Precise Cost Control: RFID enables end-to-end tracking of linens, pinpointing the points and locations of loss, significantly reducing linen loss rates from 15%-20%. It also automatically records washing cycles and issues early warnings for waste points, preventing waste and extended use. Automated processes reduce manual labor by over 60%, and dynamic inventory management optimizes replenishment plans, increasing inventory turnover by approximately 40%, significantly reducing labor, warehousing, and loss costs.
Ensuring Washing Quality and Service Upgrades: RFID records key parameters such as washing temperature and disinfection time in real time, creating traceable digital archives. This increases the sterilization pass rate for high-risk scenarios such as medical linens to over 99.5%, meeting compliance requirements. Some companies also allow customers to scan codes to view washing records, making commitments like “one customer, one change” visible, enhancing customer trust and partnership loyalty.

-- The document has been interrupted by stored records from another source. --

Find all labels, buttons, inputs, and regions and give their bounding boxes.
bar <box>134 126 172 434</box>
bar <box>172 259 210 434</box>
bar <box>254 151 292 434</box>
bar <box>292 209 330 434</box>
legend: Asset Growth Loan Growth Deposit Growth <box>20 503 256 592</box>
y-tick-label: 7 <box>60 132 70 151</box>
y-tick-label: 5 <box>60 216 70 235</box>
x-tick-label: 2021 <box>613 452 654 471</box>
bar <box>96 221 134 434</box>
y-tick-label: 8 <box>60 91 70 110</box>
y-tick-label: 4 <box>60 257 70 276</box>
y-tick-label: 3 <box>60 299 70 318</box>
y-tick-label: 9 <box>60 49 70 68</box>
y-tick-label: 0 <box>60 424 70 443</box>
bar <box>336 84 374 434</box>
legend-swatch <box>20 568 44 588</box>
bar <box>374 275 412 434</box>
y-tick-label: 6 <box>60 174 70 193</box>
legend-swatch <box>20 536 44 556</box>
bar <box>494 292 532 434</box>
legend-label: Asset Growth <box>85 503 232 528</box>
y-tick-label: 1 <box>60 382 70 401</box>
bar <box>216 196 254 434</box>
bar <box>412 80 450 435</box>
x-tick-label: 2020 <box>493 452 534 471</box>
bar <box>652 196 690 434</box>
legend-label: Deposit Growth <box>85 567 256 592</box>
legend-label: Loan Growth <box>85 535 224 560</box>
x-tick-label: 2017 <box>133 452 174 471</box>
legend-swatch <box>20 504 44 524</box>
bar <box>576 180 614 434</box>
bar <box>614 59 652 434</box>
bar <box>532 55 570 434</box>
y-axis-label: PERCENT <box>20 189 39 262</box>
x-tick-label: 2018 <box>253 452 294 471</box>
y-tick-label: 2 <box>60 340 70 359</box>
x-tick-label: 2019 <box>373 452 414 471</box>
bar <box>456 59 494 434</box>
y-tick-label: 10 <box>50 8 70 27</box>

Supporting Digital Transformation and Competitiveness Enhancement: RFID-collected end-to-end data is uploaded to the cloud in real time, creating visualized operational archives. This provides data support for decisions such as linen procurement and transportation route optimization, enabling companies to shift from experience-based management to precise decision-making. Digital management not only reduces operational losses such as vehicle empty running rates, but also creates differentiated service advantages, helping companies gain a competitive edge in the market and win orders from large clients such as hotels and hospitals.